Bancarisation de l’immobilier : une thèse qui fait son chemin

Publié le par Michel

De retour d’un week-end exceptionnellement long (3 jours), je découvre avec surprise et un soupçon de fierté l’agitation qui s’est développée autour de mon blog. Après avoir été décrié par certains confrères, je vois que les thèses que je développe trouvent un écho plus favorable au sein de l’opinion publique.

Un bloggeur m’a d’ailleurs alerté sur le fait qu’il avait publié en septembre dernier un billet sur son blog traitant de la bancarisation de notre secteur. Dans son article, il fait également le rapprochement entre l’arrivée des banques sur notre secteur et la « campagne de presse très négatives » qui a secouée notre marché.
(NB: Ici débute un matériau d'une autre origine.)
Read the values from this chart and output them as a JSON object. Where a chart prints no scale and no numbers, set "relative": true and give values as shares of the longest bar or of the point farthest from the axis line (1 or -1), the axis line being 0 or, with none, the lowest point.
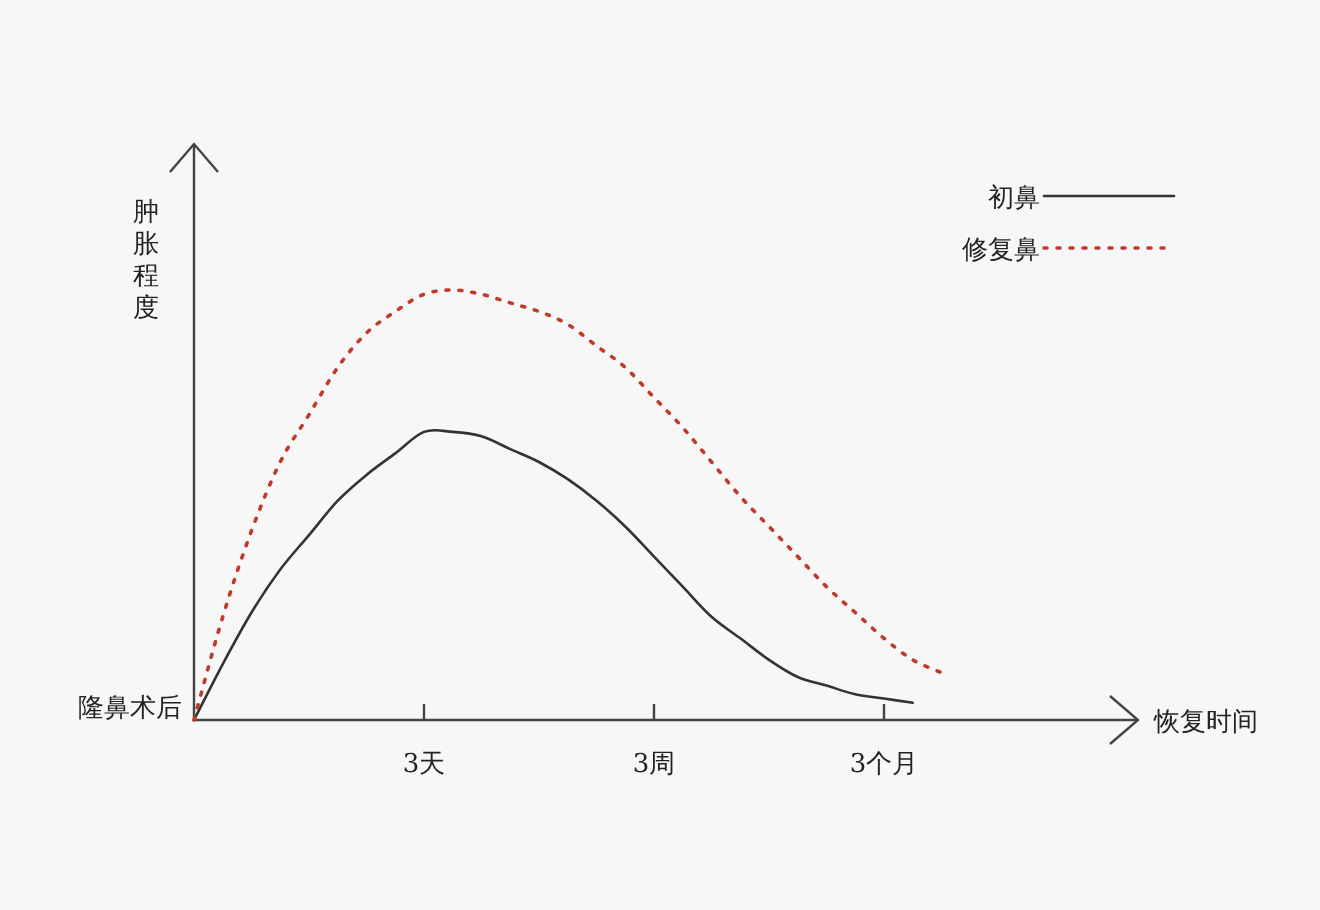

Cette thèse, qui soupçonne les banques de déstabiliser les AI est très intéressante et me semble assez crédible au regard des intérêts en jeu.

Toutefois, je ne tomberai pas à mon tour dans l’erreur commise par René Pallincourt en accusant la presse, les associations ou dieu sait qui pour justifier l’image déplorable de notre profession. Nous sommes, agences et fédérations, responsables individuellement et collectivement des critiques qui nous sont adressées.

Et c’est là un enseignement que devrait tirer nos chers dirigeants de la FNAIM. Les consommateurs en ont plus qu’assez de la langue de bois et autres mirages aux alouettes qu’on leur sert à longueur de journée. De part son laxisme la FNAIM a laissé agir en toute impunité des individus motivés par l’appât du gain uniquement. Du coup, c’est toute la profession, sans distinction qui trinque. Peut importe que vos client soient satisfait, que la DGCCRF n’ai jamais entendu parler de vous. Vous restez un agent immobilier, donc un filou et un profiteur aux yeux des consommateurs.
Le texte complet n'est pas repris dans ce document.